Some notes on Captive Insurance
As insurance premiums mount, we review the concept of captive insurance.
Requirement for captives:
According to journal of accountancy article
For the premium payment to the captive to be deductible as an insurance expense, the captive must be able to prove that it is a valid insurance company (payments for self-insurance generally are not deductible (L.A. Thompson Scenic Railway Co., 9 B.T.A. 1203 (1928)). Besides obtaining an insurance license from a state or a foreign jurisdiction, the captive must provide insurance to the operating company or its affiliates. Insurance was defined for tax purposes in Helvering v. LeGierse, 312 U.S. 531 (1941), which stated that insurance must include elements of risk shifting and risk distribution.
To meet the risk-shifting requirement, the operating company must show that it has transferred specific risks to the insurance company in exchange for a reasonable premium. In Kidde, 40 Fed. Cl. 42 (1997), the Court of Federal Claims described the risk-distribution concept as follows:
Risk distribution occurs when particular risks are combined in a pool with other, independently insured risks. By increasing the total number of independent, randomly occurring risks that a corporation faces (i.e., by placing risks in a larger pool), the corporation benefits from the mathematical concept of the law of large numbers in that the ratio of actual to expected losses tends to approach one.
Thus, the captive must be accepting risks from multiple separate entities to satisfy this requirement.
The IRS has issued a number of revenue rulings that provide guidance to captives to ensure compliance with these factors (see, e.g., Rev. Rul. 2002-89). In addition, in Rev. Proc. 2002-75 the IRS stated that it would begin to issue private letter rulings on specific companies’ risk distribution and risk shifting and whether the captives are true insurance companies.
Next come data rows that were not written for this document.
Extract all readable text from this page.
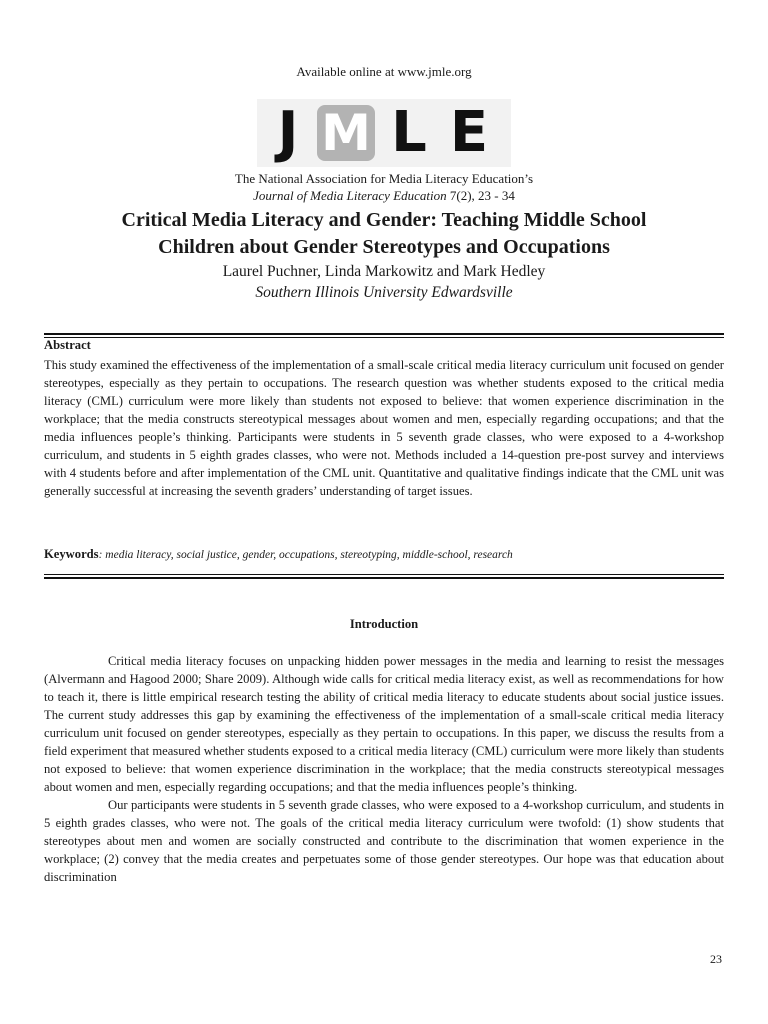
Available online at www.jmle.org
J M L E
The National Association for Media Literacy Education’s
Journal of Media Literacy Education 7(2), 23 - 34
Critical Media Literacy and Gender: Teaching Middle School
Children about Gender Stereotypes and Occupations
Laurel Puchner, Linda Markowitz and Mark Hedley
Southern Illinois University Edwardsville
Abstract
This study examined the effectiveness of the implementation of a small-scale critical media literacy curriculum unit focused on gender stereotypes, especially as they pertain to occupations. The research question was whether students exposed to the critical media literacy (CML) curriculum were more likely than students not exposed to believe: that women experience discrimination in the workplace; that the media constructs stereotypical messages about women and men, especially regarding occupations; and that the media influences people’s thinking. Participants were students in 5 seventh grade classes, who were exposed to a 4-workshop curriculum, and students in 5 eighth grades classes, who were not. Methods included a 14-question pre-post survey and interviews with 4 students before and after implementation of the CML unit. Quantitative and qualitative findings indicate that the CML unit was generally successful at increasing the seventh graders’ understanding of target issues.
Keywords: media literacy, social justice, gender, occupations, stereotyping, middle-school, research
Introduction

Critical media literacy focuses on unpacking hidden power messages in the media and learning to resist the messages (Alvermann and Hagood 2000; Share 2009). Although wide calls for critical media literacy exist, as well as recommendations for how to teach it, there is little empirical research testing the ability of critical media literacy to educate students about social justice issues. The current study addresses this gap by examining the effectiveness of the implementation of a small-scale critical media literacy curriculum unit focused on gender stereotypes, especially as they pertain to occupations. In this paper, we discuss the results from a field experiment that measured whether students exposed to a critical media literacy (CML) curriculum were more likely than students not exposed to believe: that women experience discrimination in the workplace; that the media constructs stereotypical messages about women and men, especially regarding occupations; and that the media influences people’s thinking.

Our participants were students in 5 seventh grade classes, who were exposed to a 4-workshop curriculum, and students in 5 eighth grades classes, who were not. The goals of the critical media literacy curriculum were twofold: (1) show students that stereotypes about men and women are socially constructed and contribute to the discrimination that women experience in the workplace; (2) convey that the media creates and perpetuates some of those gender stereotypes. Our hope was that education about discrimination

23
There is one additional requirement for the captive to be considered an insurance company for federal purposes. More than 50% of its total revenue must be from the issuance of insurance or annuity policies (Sec. 816(a)). In the early years of a captive’s existence, this requirement should not present a problem, but in later years, assuming the captive and its investment program succeed, this would need close monitoring to assure compliance.
Bermuda or Other Jurisdiction:
captives can be setup in the States. Licensing requirements depend on the State where insurance is sold. Alternatively, Bermuda and Cayman are possible jurisdiction for captives.